By NASSER CARIMIA
TEHRAN, Iran (AP) – A passenger train traveling through eastern Iran struck an excavator before dawn Wednesday and derailed nearly half of its cars, killing at least 21 people and injuring another 47, officials said.
The train derailment near the desert city of Tabas was the latest disaster to hit the Islamic Republic in recent weeks as Tehran struggles under US sanctions and a return to its nuclear deal with world powers remains in doubt.
The train of the state-run Islamic Republic Railway was carrying some 350 people en route from Tabas, some 550 kilometers (340 miles) southeast of Tehran, to the city of Yazd. The route had started as an overnight train from the holy city of Mashhad in Iran.
Based on post-crash footage, it appeared that the train’s locomotive passed the backhoe and that the later cars somehow hit the backhoe and caused the derailment, although authorities did not immediately explain how the disaster occurred in the rural undergrowth at a railway bridge.
“Passengers bounced in the car like balls in the air,” an unnamed injured passenger told Iranian state television.
The state-run IRNA news agency gave the victims figures, citing emergency services.
Rescue teams with ambulances and helicopters arrived in the remote area where communication is poor. More than a dozen people suffered critical injuries, some of whom were taken to local hospitals, officials said.
Aerial footage of the desert site of the disaster showed train cars by their side as some rescuers ran to the scene as they tried to tend to the injured.
State television later broadcast images of a hospital where the injured were being treated. One of the injured told the broadcaster that they felt the train suddenly brake before the derailment and then slowed down.
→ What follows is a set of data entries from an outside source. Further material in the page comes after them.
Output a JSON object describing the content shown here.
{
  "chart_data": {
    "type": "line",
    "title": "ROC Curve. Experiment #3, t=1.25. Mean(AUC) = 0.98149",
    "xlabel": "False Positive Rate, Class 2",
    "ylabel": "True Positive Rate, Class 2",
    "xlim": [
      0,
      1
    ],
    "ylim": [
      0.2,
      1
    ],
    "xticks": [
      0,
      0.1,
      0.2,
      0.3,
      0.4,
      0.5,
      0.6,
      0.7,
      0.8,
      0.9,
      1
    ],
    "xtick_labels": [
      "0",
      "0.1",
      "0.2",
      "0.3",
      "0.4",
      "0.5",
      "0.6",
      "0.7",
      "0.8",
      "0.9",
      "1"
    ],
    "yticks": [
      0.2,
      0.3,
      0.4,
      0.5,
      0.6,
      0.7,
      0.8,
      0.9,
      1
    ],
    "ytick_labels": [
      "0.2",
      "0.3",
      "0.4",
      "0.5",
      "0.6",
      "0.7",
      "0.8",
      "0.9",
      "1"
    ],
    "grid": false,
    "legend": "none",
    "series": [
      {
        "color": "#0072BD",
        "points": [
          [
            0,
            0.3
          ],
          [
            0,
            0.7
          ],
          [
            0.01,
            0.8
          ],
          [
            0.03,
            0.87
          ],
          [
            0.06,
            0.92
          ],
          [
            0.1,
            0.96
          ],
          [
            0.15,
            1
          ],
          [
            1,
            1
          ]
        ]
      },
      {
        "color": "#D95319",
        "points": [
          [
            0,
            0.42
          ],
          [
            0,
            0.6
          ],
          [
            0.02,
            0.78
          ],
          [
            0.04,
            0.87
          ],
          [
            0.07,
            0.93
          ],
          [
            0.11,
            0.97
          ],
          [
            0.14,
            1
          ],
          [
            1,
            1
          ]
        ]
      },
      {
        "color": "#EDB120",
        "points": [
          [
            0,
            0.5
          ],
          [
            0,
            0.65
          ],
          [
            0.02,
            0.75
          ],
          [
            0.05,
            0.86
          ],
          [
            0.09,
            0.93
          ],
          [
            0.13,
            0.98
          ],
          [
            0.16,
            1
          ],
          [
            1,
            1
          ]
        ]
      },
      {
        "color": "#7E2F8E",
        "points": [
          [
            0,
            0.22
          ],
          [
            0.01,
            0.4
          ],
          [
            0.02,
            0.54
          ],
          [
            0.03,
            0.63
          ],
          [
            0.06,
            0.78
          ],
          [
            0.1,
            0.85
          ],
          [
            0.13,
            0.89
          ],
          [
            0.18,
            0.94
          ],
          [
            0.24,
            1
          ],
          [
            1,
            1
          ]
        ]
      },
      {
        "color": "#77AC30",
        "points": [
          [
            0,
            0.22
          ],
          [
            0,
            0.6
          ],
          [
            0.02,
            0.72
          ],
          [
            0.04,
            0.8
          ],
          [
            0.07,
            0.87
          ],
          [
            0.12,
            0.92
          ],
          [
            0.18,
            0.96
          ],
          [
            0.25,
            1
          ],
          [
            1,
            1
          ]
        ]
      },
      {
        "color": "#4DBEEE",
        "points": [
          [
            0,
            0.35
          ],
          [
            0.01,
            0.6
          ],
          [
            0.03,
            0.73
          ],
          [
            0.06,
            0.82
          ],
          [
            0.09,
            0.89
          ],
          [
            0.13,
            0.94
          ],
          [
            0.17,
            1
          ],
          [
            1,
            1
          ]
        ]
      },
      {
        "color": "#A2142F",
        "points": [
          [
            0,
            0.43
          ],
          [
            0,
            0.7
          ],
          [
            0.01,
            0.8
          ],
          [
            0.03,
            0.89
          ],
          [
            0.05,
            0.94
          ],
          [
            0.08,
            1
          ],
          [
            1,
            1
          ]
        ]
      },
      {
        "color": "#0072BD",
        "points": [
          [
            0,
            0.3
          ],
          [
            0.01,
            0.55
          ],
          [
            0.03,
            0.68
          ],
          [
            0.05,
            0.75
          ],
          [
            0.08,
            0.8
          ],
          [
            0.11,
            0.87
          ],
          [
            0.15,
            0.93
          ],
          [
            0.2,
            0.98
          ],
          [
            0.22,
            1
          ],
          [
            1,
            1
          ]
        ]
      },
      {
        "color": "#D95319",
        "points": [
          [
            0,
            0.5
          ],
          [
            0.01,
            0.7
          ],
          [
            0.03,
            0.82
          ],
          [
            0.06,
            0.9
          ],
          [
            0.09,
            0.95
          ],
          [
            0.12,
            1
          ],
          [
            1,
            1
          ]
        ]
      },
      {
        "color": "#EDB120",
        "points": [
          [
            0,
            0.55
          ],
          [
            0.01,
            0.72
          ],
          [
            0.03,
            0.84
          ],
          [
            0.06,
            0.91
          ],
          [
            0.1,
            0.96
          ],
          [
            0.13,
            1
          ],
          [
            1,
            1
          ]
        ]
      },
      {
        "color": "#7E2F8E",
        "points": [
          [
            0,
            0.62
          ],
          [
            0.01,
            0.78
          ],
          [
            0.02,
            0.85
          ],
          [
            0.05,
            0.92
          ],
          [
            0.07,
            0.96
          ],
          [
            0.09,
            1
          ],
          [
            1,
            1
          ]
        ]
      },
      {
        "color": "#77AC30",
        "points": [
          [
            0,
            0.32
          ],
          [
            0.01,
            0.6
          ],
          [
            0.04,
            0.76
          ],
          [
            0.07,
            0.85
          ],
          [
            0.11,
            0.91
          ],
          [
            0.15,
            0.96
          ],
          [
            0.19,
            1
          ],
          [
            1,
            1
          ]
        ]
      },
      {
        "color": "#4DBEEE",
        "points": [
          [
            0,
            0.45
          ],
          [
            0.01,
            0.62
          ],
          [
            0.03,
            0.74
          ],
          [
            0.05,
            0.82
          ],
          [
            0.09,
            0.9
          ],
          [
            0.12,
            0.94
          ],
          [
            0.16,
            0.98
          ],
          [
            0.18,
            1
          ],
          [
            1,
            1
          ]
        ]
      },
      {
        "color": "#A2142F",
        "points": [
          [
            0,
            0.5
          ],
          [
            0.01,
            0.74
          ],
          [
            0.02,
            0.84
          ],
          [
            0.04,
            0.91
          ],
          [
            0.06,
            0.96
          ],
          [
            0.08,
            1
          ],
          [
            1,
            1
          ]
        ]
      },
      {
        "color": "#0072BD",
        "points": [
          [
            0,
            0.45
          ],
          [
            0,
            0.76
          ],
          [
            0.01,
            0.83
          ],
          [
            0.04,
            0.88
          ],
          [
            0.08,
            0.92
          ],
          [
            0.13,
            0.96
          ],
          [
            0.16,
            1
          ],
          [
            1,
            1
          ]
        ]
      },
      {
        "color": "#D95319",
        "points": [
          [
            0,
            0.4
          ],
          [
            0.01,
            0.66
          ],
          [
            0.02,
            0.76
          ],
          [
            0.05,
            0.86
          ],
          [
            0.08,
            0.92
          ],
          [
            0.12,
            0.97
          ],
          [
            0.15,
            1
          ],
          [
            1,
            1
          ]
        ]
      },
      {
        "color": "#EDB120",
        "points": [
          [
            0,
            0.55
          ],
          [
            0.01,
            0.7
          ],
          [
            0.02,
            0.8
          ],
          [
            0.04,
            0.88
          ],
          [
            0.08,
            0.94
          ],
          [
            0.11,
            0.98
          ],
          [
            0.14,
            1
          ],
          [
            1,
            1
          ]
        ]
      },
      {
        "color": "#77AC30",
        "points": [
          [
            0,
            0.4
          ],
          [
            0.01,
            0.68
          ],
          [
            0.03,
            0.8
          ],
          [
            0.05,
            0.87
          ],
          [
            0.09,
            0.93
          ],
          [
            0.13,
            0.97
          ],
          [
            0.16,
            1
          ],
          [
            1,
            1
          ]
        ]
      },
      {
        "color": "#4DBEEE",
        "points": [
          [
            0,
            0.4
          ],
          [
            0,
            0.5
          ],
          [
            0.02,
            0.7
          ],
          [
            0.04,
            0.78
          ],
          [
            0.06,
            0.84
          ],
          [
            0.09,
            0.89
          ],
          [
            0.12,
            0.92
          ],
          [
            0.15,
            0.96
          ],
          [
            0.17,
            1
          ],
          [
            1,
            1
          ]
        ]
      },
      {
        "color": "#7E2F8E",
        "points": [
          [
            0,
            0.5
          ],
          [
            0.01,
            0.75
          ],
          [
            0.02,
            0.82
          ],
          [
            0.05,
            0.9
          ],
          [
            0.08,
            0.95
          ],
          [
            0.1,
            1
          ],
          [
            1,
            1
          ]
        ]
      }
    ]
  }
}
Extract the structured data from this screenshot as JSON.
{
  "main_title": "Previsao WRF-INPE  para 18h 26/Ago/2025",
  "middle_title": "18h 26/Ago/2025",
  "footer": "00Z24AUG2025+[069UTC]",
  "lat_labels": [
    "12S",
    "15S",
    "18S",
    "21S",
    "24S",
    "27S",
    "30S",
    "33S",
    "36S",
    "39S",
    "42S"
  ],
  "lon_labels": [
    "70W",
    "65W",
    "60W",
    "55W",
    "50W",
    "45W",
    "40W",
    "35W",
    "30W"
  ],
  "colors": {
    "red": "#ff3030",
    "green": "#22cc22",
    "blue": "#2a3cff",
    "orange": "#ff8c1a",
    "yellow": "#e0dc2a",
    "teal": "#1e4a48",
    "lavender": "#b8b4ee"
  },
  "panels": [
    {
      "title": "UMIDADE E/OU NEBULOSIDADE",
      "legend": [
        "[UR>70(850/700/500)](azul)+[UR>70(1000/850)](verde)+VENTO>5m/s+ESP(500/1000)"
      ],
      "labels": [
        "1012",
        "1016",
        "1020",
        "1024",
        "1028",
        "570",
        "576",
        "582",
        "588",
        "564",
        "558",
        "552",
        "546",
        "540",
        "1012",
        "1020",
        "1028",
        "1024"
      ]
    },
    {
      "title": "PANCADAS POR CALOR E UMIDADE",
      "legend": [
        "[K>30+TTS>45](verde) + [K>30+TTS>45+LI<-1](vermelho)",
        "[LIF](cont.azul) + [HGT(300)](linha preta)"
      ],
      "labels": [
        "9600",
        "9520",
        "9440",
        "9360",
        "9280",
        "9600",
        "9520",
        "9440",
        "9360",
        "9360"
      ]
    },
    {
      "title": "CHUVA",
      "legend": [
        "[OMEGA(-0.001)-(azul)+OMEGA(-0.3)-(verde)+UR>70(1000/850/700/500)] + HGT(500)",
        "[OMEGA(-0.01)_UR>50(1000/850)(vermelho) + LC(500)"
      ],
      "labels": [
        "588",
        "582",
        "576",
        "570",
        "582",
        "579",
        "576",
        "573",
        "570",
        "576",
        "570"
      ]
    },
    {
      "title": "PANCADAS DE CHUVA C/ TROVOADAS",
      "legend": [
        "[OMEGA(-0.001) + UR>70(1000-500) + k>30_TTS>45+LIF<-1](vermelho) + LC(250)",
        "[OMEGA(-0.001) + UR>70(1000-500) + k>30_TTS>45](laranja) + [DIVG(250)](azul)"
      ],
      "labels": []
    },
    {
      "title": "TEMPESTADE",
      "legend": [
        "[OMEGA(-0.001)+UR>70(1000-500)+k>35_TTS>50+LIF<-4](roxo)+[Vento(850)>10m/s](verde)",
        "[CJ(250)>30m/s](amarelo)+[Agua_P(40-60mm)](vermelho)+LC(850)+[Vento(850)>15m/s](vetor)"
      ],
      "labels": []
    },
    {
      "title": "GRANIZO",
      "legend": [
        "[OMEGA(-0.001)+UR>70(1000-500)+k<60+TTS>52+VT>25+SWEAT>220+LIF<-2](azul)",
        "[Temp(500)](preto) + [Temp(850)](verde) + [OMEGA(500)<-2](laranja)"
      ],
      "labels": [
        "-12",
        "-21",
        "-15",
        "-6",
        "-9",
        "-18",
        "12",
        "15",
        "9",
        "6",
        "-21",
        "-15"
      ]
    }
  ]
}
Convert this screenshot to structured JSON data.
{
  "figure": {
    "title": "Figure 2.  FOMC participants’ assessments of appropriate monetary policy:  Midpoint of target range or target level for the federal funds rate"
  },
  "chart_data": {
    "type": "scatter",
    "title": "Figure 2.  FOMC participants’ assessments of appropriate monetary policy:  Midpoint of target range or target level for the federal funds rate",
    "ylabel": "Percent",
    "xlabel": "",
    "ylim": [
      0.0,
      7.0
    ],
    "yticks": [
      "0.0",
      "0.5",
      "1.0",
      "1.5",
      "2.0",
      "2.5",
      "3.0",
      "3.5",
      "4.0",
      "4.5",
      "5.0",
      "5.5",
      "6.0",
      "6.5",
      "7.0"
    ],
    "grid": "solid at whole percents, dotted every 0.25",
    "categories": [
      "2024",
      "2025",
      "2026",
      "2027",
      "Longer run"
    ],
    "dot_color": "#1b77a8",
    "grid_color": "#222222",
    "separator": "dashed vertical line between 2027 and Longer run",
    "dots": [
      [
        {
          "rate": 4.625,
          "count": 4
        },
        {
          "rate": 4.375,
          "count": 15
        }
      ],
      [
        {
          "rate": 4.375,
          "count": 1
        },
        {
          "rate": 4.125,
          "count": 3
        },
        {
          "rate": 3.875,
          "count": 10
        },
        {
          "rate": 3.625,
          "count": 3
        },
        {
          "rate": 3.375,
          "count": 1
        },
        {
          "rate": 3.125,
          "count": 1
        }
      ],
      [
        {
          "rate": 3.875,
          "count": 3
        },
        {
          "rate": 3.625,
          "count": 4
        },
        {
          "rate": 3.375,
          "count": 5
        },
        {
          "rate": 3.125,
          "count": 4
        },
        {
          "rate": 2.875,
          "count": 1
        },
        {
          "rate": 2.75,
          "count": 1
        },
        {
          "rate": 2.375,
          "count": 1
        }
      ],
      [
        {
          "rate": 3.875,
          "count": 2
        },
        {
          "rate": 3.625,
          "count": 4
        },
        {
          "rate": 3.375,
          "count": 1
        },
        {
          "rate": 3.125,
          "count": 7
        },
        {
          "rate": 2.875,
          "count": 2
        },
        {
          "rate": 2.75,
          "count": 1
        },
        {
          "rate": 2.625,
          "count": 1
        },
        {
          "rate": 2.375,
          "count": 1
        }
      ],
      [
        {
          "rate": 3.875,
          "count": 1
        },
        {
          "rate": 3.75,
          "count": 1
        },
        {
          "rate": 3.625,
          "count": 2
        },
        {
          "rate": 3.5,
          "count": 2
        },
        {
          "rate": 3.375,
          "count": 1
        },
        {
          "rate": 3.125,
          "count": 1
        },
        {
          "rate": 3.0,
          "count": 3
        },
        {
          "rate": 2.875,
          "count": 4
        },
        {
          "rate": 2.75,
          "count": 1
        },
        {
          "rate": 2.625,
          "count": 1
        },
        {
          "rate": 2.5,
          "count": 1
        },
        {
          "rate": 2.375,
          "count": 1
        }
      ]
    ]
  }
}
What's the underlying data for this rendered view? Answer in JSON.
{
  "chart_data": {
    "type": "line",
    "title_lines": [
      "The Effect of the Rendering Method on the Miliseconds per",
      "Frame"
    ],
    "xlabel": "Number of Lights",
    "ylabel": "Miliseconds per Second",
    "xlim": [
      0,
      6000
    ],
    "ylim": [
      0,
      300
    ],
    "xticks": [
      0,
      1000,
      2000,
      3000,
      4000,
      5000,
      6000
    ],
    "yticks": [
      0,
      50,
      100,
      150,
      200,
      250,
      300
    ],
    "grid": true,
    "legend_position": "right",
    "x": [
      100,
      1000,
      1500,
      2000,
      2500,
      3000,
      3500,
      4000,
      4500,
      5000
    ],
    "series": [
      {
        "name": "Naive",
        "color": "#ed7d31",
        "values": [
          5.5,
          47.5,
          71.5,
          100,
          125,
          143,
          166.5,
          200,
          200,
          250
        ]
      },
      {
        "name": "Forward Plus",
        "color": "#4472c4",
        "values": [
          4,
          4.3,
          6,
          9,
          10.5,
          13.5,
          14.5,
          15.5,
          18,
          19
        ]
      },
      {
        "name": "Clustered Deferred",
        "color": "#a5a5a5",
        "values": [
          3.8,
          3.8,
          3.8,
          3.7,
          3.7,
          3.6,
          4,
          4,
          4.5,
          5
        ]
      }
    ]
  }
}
The incident happened about 50 kilometers (30 miles) outside Tabas.
The crash is under investigation, according to the report. Early reports said the train had collided with an excavator near the track, although it was not immediately clear why an excavator would have been close to the track in the dark. An official suggests it could be part of a repair project.
Iranian President Ebrahim Raisi expressed his condolences for the crash and announced that an investigation would be launched into its causes.
Iran’s worst train disaster occurred in 2004, when a runaway train loaded with gasoline, fertilizer, sulfur and cotton crashed near the historic city of Neyshabur, killing around 320 people, injuring 460 others and damaging five villages. . In 2016, a train collision in northern Iran killed at least 43 people and injured about 100.
Iran has some 14,000 kilometers (8,700 miles) of rail lines through a country about two and a half times the size of Texas. The rail system transports both people and goods across the country, especially in rural areas.
Iran also has some 17,000 deaths annually on its highways, one of the world’s worst road safety records. The high toll is attributed to widespread disregard for traffic rules, unsafe vehicles and insufficient emergency services.
Iran, already under US sanctions over its failed nuclear deal, is mourning the deaths of at least 41 people killed in a building collapse in the southwestern part of the country.